Quell'indagine di quartiere segnò l'inizio di una trasformazione silenziosa ma implacabile. Da quel momento, Tavares ha dedicato ogni giorno alla costruzione di un ponte tra il mondo degli udenti e quello dei 4.401 cittadini capoverdiani che comunicano attraverso il gesto. Nel 2011, questa dedizione ha trovato una forma concreta nelle aule della Escola Secundária Pedro Gomes, dove i primi studenti sordi hanno potuto seguire le lezioni grazie alla presenza costante di interpreti, completando cicli di studio che prima erano loro preclusi.

L'Associazione capoverdiana dei sordi (ACS), di cui Tavares è vicepresidente, non si è limitata alla teoria. Ancora oggi, i tecnici dell'associazione si muovono attraverso il traffico della capitale Praia con i propri mezzi, spostandosi da una scuola all'altra per garantire che nessun ragazzo resti isolato durante le ore di lezione. È un movimento fisico e morale che sfida la carenza di fondi istituzionali, basandosi sulla convinzione che l'integrazione non sia un atto di pietà, ma un dovere civile.

La sfida attuale si è spostata sullo schermo televisivo. Tavares preme affinché la Rádio Televisão Cabo-verdiana estenda l'interpretazione della lingua dei segni oltre il telegiornale della sera, includendo programmi educativi e di informazione generale. La lingua dei segni locale, arricchita da gesti che descrivono i nomi delle singole isole e i cibi della tradizione, è per lei il veicolo necessario per una cittadinanza piena.

«Le persone sorde hanno capacità, hanno solo bisogno di opportunità.»

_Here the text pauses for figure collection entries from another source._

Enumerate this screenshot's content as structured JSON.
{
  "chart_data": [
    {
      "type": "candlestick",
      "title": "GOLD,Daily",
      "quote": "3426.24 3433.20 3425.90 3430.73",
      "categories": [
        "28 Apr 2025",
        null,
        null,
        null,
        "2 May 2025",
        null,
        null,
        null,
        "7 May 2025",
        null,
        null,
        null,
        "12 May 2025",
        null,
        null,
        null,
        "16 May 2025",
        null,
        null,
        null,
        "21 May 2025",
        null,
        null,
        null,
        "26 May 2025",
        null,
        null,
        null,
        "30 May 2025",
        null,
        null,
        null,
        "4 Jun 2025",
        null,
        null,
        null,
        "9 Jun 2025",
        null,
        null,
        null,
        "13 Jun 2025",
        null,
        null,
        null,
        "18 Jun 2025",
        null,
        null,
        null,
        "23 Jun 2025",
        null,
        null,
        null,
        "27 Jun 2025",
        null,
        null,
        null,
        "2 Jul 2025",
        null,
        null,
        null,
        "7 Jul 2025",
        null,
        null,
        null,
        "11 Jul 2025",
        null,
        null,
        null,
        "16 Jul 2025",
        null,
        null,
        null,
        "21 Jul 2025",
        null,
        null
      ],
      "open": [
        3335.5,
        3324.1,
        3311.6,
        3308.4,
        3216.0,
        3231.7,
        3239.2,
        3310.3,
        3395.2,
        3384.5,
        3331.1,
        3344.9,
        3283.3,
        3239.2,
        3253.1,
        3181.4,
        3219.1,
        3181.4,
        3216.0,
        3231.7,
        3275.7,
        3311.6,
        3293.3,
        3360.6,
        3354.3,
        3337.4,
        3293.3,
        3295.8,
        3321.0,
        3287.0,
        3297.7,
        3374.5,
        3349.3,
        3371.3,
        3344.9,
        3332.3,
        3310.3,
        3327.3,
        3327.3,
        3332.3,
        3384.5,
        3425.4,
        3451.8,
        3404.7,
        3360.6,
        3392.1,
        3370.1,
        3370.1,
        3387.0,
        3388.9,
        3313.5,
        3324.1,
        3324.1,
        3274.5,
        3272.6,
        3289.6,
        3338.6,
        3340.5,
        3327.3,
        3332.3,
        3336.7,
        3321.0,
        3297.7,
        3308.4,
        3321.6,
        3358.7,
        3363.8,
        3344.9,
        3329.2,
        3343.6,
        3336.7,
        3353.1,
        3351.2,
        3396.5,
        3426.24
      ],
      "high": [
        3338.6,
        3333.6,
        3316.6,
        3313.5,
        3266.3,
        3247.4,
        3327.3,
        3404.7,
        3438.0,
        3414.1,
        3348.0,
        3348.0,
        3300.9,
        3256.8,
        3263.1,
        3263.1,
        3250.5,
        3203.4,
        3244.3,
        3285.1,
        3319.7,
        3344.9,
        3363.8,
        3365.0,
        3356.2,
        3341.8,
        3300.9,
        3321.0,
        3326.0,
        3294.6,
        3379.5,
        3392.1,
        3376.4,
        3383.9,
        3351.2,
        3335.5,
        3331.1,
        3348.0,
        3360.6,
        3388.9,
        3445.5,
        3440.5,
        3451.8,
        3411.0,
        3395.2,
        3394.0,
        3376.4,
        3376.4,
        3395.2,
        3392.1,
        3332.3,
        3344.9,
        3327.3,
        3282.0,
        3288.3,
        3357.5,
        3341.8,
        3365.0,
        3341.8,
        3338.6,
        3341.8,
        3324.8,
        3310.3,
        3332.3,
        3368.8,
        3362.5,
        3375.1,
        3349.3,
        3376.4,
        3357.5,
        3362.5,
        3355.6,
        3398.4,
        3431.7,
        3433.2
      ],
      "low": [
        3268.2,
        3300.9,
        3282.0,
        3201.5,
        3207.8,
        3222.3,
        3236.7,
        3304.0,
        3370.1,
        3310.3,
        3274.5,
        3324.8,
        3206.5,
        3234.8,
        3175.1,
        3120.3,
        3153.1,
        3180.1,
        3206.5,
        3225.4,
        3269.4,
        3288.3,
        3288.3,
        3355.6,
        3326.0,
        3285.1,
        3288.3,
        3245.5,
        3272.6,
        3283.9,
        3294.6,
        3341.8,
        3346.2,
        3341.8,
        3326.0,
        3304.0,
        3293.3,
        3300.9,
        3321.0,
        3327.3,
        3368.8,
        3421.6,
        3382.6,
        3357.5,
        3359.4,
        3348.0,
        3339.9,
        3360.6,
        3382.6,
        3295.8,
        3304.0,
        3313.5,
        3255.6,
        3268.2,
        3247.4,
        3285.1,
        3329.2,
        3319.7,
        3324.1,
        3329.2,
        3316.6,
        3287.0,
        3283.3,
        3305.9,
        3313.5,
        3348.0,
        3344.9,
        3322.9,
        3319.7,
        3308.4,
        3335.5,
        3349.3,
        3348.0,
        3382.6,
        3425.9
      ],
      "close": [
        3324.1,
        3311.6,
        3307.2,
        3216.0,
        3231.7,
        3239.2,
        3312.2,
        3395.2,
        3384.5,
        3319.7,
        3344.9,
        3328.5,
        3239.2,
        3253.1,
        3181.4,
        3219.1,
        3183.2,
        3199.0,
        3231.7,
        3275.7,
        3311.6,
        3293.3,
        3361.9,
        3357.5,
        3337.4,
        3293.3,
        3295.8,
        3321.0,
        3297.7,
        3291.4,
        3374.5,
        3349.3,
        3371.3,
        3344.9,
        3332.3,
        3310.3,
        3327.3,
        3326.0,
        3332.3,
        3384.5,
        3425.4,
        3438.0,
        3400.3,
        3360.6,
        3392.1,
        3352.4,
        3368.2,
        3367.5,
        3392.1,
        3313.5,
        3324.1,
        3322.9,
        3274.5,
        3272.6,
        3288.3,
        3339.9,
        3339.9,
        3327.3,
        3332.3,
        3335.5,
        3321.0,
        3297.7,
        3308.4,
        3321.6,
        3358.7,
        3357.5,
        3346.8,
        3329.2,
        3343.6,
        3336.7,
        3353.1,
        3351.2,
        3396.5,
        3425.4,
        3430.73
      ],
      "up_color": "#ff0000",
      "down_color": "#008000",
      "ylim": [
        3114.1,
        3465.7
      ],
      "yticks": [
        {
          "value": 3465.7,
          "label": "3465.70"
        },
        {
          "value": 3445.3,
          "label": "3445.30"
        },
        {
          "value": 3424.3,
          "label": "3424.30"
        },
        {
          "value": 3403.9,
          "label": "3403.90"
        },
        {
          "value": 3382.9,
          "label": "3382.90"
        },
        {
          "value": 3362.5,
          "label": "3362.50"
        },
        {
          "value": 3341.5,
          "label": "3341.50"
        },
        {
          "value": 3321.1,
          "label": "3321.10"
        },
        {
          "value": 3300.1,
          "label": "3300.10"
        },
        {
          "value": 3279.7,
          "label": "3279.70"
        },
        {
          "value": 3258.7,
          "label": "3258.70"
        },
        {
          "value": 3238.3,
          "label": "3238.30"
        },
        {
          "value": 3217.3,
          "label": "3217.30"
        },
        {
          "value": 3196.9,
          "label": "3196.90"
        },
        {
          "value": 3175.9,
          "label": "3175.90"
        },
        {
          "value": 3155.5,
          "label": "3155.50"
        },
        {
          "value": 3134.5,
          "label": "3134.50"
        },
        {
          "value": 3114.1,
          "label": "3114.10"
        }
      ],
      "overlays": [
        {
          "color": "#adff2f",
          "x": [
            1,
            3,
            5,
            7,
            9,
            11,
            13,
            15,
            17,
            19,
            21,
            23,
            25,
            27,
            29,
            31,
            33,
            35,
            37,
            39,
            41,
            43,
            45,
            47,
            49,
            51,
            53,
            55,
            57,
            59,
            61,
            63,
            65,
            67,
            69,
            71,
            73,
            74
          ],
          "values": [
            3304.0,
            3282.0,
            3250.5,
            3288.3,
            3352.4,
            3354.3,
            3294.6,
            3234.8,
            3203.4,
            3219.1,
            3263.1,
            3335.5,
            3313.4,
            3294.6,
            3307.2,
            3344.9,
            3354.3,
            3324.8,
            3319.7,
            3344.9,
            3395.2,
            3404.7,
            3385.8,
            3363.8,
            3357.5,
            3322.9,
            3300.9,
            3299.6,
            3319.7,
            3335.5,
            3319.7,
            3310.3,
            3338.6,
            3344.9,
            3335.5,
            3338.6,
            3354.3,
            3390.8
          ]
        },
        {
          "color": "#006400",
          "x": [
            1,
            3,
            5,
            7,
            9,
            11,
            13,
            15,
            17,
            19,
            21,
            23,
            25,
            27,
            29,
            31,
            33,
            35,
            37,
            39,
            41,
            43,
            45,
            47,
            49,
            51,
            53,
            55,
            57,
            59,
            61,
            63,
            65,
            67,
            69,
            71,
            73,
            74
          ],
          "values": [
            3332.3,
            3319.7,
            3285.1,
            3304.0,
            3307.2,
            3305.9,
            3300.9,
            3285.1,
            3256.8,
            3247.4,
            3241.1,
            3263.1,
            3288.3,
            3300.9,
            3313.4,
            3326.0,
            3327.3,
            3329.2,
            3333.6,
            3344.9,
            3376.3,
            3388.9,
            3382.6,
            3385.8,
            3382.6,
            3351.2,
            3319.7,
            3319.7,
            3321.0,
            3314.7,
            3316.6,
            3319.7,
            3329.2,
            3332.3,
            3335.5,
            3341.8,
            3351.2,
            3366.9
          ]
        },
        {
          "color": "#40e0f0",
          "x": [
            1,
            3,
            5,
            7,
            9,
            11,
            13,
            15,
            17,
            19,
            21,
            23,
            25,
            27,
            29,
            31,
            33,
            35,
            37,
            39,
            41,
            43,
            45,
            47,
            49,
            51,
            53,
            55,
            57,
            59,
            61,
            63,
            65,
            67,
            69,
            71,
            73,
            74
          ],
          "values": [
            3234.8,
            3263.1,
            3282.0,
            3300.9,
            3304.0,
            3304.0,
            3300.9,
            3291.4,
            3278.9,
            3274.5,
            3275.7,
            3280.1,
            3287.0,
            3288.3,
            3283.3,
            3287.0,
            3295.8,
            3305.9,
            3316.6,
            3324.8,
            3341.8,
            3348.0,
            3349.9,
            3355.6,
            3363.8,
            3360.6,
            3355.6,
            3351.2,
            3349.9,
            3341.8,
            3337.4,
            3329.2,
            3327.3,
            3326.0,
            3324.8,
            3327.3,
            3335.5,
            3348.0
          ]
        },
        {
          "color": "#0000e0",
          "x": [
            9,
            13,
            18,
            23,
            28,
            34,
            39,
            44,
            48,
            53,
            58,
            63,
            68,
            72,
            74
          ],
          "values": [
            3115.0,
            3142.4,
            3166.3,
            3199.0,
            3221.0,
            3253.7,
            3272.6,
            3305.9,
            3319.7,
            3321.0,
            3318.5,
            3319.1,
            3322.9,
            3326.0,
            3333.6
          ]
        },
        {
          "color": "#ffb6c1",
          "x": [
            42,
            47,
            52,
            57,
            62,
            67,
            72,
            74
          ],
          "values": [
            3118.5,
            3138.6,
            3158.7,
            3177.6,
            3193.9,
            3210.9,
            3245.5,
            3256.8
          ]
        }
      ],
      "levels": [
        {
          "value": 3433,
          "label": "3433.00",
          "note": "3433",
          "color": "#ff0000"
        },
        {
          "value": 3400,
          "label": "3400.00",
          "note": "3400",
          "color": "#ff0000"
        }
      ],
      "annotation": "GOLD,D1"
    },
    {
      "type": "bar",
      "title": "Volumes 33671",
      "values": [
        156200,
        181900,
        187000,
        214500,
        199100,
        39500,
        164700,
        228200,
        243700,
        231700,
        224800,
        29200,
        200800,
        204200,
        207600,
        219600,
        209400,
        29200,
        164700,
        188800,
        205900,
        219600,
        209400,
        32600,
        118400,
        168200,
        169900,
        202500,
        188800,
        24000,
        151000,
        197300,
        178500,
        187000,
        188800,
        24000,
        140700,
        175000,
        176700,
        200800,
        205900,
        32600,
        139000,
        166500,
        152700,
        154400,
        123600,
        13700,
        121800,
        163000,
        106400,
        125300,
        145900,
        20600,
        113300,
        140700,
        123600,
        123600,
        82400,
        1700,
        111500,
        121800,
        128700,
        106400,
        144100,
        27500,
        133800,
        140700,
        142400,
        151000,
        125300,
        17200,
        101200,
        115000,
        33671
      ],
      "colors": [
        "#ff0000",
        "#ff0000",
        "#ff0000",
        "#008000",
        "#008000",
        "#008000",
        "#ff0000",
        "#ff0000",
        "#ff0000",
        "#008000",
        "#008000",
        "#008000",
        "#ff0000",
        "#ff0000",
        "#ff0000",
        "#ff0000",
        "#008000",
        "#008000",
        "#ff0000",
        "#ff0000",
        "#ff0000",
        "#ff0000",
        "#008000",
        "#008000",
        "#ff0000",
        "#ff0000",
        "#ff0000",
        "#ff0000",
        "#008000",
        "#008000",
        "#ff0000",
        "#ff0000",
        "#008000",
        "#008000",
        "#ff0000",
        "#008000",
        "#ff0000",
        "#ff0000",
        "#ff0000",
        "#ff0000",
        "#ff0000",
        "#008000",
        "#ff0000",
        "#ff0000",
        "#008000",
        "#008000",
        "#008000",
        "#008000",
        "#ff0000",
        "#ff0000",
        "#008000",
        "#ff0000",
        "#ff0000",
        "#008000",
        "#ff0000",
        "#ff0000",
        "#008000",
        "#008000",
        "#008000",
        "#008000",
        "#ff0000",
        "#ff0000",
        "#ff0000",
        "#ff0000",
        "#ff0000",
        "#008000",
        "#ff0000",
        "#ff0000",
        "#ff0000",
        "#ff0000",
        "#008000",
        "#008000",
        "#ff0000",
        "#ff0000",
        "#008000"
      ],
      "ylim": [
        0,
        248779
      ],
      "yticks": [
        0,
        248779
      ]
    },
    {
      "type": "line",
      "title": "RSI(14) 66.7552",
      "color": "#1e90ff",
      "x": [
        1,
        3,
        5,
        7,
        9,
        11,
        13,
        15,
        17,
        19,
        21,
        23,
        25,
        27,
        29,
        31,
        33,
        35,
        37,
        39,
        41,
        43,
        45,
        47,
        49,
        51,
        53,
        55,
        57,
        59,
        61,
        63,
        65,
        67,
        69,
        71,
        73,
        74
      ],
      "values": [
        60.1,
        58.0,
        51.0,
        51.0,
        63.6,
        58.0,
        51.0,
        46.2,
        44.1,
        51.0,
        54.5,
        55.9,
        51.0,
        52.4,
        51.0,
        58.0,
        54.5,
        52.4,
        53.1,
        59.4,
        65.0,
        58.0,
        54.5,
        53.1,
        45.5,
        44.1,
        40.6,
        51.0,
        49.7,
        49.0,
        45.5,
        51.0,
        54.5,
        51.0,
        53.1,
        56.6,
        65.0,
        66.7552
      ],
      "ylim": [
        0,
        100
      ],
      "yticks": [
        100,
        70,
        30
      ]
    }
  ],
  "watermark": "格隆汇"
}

Nelle parole di Tavares non c'è traccia di vittimismo. La sua voce, ferma e calda, descrive una realtà dove il talento attende solo gli strumenti giusti per manifestarsi. Il suo lavoro ha trasformato la percezione di un'intera comunità, portando la società capoverdiana a comprendere che la mancanza di udito non toglie nulla alla dignità di un uomo, né al suo diritto di essere ascoltato.